In some cases, there may be non-determinism that creeps in due to non-hermetic system inputs such as the version of gcc or xcode install on the system. To check for this you'd have to diff separate runs of your npm repository rules from machines with different configurations.

Example

To illustrate this process, I created an example repository with a check_npm_determinism.sh script that performs a diff of two different npm installs to different output bases.

The script runs bazel --output_base=<path> fetch @npm//... twice on different output bases and then compares the resulting node_modules folders with diff,

diff -qr "$node_modules_1" "$node_modules_2"

If there is non-determinism in the npm install the output may look something like this,

$ ./check_npm_determinism.sh 
Fetching first @npm
Starting local Bazel server and connecting to it...
INFO: All external dependencies fetched successfully.
Loading: 7 packages loaded
Fetching second @npm
Starting local Bazel server and connecting to it...
INFO: All external dependencies fetched successfully.
Loading: 7 packages loaded
Diffing @npm repositories' node_modules
Files tmp/fetch_1/external/npm/_/node_modules/ssh2/lib/protocol/crypto/build/Makefile and tmp/fetch_2/external/npm/_/node_modules/ssh2/lib/protocol/crypto/build/Makefile differ
Files tmp/fetch_1/external/npm/_/node_modules/ssh2/lib/protocol/crypto/build/config.gypi and tmp/fetch_2/external/npm/_/node_modules/ssh2/lib/protocol/crypto/build/config.gypi differ

In this case, the postinstall step of ssh2 generates a build folder with a Makefile and a config.gypi file that contain absolute paths.

NB: If you want to see the contents on the diff result just drop the -q flag on the diff call.

Resolving non-determinism

In the simple case, if the files that are non-deterministic are not needed for your build, you can simply delete them in a postinstall script. In the example repository WORKSPACE file, I simply delete the node_modules/ssh2/lib/protocol/crypto/build folder as it is the only one that contains problematic files.

In this case, I did this by adding && rm -rf ./node_modules/ssh2/lib/protocol/crypto/build to npm install using the args attribute of npm_install,

npm_install(
    name = "npm",
    package_json = "//:package.json",
    package_lock_json = "//:package-lock.json",
    args = [
        "&&",
        "rm -rf ./node_modules/ssh2/lib/protocol/crypto/build"
    ],
)

but you could also do this in the package.json postinstall script or bash script called from the postinstall script.

In more complex cases, where the problematic files are needed for the build, you may need to patch the offending npm dependency so it doesn't generate non-deterministic files or land a fix upstream that does the same.

Catching regressions

Whether or not you've found and fixed non-determinism in your npm dependencies, your build could regress in the future when new npm dependencies are added or existing ones are upgraded.

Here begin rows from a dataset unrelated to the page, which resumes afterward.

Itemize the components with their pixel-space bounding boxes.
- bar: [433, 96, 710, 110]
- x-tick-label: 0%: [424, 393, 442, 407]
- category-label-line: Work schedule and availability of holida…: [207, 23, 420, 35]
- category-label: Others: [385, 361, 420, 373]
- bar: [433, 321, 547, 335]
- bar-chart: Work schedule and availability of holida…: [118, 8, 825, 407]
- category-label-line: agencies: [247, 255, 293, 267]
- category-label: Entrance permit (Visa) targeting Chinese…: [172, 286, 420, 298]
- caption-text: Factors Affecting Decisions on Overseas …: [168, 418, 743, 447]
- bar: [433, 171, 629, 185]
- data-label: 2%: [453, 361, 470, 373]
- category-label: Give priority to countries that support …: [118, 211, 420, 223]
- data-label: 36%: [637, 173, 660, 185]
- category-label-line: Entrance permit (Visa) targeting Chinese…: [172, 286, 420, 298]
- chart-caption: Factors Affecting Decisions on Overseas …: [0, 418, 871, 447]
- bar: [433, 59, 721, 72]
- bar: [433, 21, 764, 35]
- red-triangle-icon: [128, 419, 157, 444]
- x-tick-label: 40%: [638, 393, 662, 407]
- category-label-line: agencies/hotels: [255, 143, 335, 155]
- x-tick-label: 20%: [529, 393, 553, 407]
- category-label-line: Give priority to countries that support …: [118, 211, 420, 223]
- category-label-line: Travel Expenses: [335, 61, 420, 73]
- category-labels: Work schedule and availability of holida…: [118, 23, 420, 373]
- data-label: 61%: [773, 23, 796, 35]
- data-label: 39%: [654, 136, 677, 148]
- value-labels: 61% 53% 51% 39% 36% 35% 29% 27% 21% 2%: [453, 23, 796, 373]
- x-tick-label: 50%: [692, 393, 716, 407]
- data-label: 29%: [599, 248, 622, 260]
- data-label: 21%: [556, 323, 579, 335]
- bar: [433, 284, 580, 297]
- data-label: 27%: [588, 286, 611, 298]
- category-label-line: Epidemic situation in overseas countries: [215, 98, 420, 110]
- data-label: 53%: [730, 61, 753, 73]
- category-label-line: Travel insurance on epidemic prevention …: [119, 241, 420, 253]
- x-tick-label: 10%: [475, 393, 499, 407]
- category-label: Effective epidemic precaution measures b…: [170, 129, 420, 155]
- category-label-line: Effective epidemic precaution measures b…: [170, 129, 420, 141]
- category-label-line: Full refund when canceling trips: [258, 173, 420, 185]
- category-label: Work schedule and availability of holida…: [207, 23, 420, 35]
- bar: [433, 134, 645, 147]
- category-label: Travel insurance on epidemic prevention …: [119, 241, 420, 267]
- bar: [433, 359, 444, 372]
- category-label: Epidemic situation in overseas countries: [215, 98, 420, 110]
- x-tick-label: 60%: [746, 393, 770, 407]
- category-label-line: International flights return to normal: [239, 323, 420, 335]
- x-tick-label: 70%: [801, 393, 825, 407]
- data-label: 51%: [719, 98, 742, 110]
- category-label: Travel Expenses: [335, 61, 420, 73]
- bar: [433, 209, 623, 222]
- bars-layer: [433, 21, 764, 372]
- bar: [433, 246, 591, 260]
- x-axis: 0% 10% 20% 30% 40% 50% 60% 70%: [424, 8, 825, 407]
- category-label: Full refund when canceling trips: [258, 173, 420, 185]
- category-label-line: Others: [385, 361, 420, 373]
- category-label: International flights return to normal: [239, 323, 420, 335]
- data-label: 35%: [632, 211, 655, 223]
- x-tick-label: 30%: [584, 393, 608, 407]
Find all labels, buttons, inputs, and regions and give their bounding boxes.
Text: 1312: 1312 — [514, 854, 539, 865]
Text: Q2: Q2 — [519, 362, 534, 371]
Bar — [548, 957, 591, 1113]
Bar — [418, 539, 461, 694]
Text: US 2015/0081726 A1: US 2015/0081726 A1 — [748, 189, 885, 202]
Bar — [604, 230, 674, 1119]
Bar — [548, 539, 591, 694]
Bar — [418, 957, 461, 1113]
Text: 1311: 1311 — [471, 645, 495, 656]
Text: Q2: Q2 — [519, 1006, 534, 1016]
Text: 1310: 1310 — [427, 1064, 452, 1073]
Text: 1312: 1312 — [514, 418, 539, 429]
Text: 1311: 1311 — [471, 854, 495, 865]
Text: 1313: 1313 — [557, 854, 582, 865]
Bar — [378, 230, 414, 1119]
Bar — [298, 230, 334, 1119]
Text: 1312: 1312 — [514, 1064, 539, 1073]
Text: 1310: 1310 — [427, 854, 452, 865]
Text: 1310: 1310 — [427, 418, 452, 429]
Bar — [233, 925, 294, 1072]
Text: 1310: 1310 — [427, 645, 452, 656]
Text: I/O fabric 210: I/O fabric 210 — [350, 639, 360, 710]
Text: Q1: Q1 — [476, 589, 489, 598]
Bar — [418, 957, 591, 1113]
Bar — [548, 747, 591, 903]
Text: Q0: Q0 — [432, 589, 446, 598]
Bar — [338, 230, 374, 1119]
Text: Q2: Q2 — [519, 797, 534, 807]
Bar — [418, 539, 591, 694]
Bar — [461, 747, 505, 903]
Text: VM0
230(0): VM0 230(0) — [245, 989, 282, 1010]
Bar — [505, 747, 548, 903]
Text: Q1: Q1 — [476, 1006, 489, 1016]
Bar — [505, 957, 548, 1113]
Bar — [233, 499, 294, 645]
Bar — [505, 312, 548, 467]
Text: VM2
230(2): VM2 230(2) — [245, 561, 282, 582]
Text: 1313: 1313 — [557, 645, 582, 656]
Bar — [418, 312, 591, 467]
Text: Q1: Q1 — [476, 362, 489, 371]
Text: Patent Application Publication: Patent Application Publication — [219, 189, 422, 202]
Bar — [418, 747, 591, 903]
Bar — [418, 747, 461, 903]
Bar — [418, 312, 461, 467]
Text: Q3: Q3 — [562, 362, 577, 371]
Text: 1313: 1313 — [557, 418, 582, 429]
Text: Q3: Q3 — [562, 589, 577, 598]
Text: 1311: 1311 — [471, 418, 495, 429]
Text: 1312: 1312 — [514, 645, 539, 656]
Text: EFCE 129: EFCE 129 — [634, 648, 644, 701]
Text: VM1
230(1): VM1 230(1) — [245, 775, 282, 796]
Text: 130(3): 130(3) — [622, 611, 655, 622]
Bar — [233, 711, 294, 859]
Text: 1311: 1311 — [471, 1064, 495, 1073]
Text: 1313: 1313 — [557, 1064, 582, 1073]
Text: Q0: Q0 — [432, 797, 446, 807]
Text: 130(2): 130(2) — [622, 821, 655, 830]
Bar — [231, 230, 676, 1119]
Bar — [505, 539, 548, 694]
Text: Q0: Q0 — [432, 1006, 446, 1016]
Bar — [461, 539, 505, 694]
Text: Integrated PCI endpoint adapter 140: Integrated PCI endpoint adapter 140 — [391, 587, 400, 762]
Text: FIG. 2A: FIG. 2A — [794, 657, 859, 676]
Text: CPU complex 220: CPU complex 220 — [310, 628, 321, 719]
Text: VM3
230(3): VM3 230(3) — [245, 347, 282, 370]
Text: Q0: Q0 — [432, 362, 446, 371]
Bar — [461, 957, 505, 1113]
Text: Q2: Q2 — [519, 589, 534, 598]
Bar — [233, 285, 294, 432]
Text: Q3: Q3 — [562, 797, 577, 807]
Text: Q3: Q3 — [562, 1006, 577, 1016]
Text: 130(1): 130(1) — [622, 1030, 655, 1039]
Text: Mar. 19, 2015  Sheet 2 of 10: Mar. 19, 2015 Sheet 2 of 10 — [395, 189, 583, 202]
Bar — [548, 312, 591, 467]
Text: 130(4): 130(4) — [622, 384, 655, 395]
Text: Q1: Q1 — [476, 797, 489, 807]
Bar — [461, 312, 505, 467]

It is best practice to periodically run this check on CI (or manually if you must). Running this check on every change set could be too slow if becomes the bottleneck on no-op change sets, but setting up a periodic cron job on CI that runs once a day or more could save you and your developers time by catching regressions in npm dependency determinism when they happen so you can keep your build times fast and your developers productive.